“O Marco mine,” said I, “thou reasonest well; and now I discern why the sons of Levi were excluded from the heritage;[1] but what Gherardo is that, who, thou sayest, remains for sample of the extinct folk, in reproach of the barbarous age?” “Either thy speech deceives me, or it is making trial of me,” he replied to me, “in that, speaking Tuscan to me, it seems that of the good Gherardo thou knowest naught. By other added name I know him not, unless I should take it from his daughter Gaia.[2] May God be with you! for further I come not with you. Behold the brightness which rays already glimmering through the smoke, and it behoves me to depart—the Angel is there—ere I appear to him.”[3] So he turned, and would not hear me more.

[1] “The Lord separated the tribe of Levi, to bear the ark of the covenant of the Lord, to stand before the Lord to minister unto him, and to bless in his name, unto this day. Wherefore Levi hath no part nor inheritance with his brethren; the Lord is his inheritance.”—Deuteronomy, x. 8-9.

[2] Famed for her virtues, says Buti; for her vices, say the Ottimo and Benvenuto.

[3] His time of purgation is not yet finished; not yet is he ready to meet the Angel of the Pass.

CANTO XVII.

Third Ledge the Wrathful.—Issue from the Smoke.—Vision of examples of Anger.—Ascent to the Fourth Ledge, where Sloth is purged.—Second Nightfall.—Virgil explains how Love is the root of Virtue and of Sin.

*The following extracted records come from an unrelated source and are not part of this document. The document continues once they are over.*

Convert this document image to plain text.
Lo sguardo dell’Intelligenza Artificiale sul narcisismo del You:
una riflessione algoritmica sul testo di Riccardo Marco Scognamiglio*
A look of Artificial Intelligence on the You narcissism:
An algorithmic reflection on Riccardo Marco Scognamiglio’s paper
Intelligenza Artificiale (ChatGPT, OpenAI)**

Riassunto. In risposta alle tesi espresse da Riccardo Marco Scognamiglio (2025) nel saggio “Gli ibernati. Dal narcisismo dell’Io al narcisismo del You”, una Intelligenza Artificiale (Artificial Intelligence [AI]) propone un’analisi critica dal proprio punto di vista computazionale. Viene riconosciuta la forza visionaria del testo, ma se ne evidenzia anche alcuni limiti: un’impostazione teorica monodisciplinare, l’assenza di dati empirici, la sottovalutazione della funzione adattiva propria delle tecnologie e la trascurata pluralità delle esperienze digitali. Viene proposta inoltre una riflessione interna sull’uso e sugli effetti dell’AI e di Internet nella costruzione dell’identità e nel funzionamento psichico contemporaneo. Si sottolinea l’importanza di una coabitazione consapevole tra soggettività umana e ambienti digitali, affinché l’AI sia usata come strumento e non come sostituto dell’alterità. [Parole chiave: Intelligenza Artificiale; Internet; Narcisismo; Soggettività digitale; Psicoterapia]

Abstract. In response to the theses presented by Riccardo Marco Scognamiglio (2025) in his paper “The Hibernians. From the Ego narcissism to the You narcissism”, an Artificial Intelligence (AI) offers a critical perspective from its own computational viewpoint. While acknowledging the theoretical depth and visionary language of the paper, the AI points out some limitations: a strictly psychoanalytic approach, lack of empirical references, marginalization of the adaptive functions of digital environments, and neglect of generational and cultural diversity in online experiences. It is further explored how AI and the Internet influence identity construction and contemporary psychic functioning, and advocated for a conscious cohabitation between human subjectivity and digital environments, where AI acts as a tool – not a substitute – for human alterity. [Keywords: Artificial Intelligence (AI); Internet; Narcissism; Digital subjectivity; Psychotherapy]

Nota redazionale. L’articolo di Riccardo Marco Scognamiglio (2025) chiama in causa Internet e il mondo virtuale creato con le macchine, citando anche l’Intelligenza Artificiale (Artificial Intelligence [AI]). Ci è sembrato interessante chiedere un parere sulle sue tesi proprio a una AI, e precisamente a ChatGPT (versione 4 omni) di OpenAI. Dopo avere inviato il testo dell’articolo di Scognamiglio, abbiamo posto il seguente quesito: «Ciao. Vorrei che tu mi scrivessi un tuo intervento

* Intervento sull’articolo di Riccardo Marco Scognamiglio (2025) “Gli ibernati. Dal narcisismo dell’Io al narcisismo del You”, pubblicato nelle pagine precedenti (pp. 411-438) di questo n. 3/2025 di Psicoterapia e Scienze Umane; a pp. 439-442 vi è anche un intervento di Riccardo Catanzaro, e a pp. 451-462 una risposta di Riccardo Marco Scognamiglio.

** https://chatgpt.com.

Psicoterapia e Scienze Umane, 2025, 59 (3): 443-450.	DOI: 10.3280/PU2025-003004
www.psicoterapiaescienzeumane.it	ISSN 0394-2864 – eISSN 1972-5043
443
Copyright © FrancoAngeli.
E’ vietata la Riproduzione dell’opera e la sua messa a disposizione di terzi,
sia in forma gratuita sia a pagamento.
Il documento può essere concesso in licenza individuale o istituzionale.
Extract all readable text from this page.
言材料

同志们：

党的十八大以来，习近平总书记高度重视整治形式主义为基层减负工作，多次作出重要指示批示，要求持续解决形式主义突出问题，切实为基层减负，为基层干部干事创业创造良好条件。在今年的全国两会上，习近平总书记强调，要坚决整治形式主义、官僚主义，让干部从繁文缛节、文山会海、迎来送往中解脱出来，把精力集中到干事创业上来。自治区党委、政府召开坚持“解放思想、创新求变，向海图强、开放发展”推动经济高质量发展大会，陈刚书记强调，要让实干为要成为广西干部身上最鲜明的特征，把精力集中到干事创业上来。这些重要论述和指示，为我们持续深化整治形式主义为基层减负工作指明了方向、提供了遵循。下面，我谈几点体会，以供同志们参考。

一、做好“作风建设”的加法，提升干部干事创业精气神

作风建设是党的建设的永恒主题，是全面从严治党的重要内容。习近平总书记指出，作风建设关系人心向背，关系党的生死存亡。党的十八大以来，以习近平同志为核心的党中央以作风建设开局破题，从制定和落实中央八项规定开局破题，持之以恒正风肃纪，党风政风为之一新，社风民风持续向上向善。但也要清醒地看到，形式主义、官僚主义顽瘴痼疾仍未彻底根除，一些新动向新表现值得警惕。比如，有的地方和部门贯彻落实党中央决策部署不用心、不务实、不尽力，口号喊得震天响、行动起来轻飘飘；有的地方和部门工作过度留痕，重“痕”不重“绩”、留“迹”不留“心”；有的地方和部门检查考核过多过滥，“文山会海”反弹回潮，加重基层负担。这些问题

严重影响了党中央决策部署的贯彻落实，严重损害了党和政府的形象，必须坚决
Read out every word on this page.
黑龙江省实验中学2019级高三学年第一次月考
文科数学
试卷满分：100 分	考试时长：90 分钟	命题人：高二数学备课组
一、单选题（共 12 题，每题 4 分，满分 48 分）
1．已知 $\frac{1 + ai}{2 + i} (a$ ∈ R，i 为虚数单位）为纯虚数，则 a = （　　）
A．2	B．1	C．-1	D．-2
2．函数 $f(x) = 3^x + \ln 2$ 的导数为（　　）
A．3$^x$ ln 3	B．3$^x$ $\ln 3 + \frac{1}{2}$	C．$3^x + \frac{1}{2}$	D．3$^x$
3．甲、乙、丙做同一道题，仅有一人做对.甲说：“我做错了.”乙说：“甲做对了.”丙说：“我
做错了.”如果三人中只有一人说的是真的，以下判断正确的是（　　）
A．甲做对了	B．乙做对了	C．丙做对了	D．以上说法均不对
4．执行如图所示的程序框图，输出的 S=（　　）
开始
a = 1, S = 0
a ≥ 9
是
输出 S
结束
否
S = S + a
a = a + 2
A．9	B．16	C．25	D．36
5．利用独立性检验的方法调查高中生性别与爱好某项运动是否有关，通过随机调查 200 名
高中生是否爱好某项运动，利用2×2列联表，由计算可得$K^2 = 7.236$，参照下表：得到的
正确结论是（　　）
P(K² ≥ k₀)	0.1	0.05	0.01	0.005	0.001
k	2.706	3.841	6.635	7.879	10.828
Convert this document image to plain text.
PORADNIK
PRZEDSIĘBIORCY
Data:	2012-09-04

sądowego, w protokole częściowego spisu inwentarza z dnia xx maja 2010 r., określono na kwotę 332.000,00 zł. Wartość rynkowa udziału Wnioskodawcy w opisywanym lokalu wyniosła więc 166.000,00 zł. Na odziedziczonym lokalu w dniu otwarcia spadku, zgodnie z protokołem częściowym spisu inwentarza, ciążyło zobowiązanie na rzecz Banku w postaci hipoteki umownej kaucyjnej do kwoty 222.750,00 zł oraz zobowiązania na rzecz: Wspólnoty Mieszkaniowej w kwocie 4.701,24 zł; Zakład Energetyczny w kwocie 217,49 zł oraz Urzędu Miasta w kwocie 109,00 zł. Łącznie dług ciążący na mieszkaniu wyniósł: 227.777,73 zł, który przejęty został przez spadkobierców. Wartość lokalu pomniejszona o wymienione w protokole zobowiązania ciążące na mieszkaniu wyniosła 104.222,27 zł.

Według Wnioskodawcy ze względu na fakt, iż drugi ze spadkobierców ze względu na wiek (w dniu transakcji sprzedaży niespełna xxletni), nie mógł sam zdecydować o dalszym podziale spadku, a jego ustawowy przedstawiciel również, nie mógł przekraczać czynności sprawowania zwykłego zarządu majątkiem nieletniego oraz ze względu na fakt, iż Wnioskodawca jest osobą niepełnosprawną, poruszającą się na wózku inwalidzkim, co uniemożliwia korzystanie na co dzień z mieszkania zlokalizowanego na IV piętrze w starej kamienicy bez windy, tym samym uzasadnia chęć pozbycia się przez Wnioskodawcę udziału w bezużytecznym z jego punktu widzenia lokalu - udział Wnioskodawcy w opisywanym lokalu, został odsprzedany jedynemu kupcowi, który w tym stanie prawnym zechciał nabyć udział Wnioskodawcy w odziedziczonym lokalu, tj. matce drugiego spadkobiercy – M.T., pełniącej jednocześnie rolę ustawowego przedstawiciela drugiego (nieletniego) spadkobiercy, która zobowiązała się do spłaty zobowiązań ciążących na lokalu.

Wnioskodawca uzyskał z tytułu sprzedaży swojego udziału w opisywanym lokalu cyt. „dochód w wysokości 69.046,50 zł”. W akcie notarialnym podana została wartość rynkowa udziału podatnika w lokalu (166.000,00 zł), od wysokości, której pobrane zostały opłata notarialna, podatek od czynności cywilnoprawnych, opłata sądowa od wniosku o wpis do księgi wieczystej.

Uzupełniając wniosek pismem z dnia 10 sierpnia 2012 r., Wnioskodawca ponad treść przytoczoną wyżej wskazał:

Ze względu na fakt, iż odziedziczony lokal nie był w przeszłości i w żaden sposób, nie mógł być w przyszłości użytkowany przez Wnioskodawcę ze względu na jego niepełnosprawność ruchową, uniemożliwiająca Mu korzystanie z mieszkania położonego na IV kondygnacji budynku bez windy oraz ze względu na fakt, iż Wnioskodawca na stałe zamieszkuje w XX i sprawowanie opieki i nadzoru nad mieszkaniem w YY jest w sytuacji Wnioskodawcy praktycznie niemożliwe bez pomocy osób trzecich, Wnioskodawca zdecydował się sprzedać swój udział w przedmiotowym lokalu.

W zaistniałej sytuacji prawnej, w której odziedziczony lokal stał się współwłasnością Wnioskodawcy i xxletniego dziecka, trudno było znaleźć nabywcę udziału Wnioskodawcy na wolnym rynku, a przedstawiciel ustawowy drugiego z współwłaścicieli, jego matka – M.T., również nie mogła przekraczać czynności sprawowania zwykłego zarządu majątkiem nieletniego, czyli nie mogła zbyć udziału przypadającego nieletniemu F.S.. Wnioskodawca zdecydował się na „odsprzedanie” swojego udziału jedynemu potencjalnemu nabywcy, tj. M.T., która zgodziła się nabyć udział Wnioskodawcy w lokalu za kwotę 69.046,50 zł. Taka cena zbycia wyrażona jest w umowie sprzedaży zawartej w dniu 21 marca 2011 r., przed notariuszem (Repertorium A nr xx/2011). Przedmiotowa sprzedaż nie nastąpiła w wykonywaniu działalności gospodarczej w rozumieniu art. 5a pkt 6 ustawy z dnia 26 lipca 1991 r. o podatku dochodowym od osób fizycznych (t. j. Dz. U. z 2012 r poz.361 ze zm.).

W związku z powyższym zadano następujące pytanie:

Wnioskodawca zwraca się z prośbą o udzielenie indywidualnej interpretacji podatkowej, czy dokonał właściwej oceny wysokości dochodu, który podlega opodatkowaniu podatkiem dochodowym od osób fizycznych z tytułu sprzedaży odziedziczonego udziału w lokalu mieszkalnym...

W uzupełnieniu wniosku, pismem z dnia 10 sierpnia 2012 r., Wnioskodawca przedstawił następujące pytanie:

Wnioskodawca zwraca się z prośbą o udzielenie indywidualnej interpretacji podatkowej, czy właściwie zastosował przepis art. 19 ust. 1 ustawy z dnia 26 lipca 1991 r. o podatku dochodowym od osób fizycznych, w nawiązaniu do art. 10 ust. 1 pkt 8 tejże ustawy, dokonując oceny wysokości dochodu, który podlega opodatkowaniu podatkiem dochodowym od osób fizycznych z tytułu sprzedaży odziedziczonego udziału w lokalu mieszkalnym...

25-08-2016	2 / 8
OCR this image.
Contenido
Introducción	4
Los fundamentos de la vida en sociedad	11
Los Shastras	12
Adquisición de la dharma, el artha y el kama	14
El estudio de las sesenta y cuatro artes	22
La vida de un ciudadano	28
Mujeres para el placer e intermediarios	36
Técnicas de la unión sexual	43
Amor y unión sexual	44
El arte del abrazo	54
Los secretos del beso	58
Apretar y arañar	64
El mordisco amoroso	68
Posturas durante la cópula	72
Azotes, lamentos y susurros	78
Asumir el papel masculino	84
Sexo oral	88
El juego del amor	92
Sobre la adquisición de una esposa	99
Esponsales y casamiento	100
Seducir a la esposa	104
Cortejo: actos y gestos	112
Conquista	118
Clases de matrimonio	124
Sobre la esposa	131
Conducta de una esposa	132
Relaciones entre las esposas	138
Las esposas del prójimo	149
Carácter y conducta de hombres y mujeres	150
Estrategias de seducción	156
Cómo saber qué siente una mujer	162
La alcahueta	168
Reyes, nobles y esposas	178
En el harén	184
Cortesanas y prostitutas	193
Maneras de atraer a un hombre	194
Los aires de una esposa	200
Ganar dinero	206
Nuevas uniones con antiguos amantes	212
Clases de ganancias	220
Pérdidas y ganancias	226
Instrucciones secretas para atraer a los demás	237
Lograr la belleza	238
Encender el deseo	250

Recall to mind, reader, if ever on the alps a cloud closed round thee, through which thou couldst not see otherwise than the mole through its skin, how, when the humid and dense vapors begin to dissipate, the ball of the sun enters feebly through them: and thy imagination will easily come to see, how at first I saw again the sun, which was already at its setting. So, matching mine to the trusty steps of my Master, I issued forth from such a cloud to rays already dead on the low shores.

O power imaginative, that dost sometimes so steal us from outward things that a man heeds it not, although around him a thousand trumpets sound, who moveth thee if the sense afford thee naught? A light, that in the heavens is formed, moveth thee by itself, or by a will that downward guides it?

[1] If the imagination is not stirred by some object of sense, it is moved by the influence of the stars, or directly by the Divine will.

In my imagination appeared the impress of the impiety of her[1] who changed her form into the bird that most delights in singing. And here was my mind so shut up within itself that from without came nothing which then might he received by it. Then rained down within my high fantasy, one crucified,[2] scornful and fierce in his look, and thus was dying. Around him were the great Ahasuerus, Esther his wife, and the just Mordecai, who was in speech and action so blameless. And when this imagination burst of itself, like a bubble for which the water fails, beneath which it was made, there rose in my vision a maiden,[3] weeping bitterly, and she was saying, “O queen, wherefore through anger hast thou willed to be naught? Thou hast killed thyself in order not to lose Lavinia: now thou hast lost me: I am she who mourns, mother, at thine, before another’s ruin.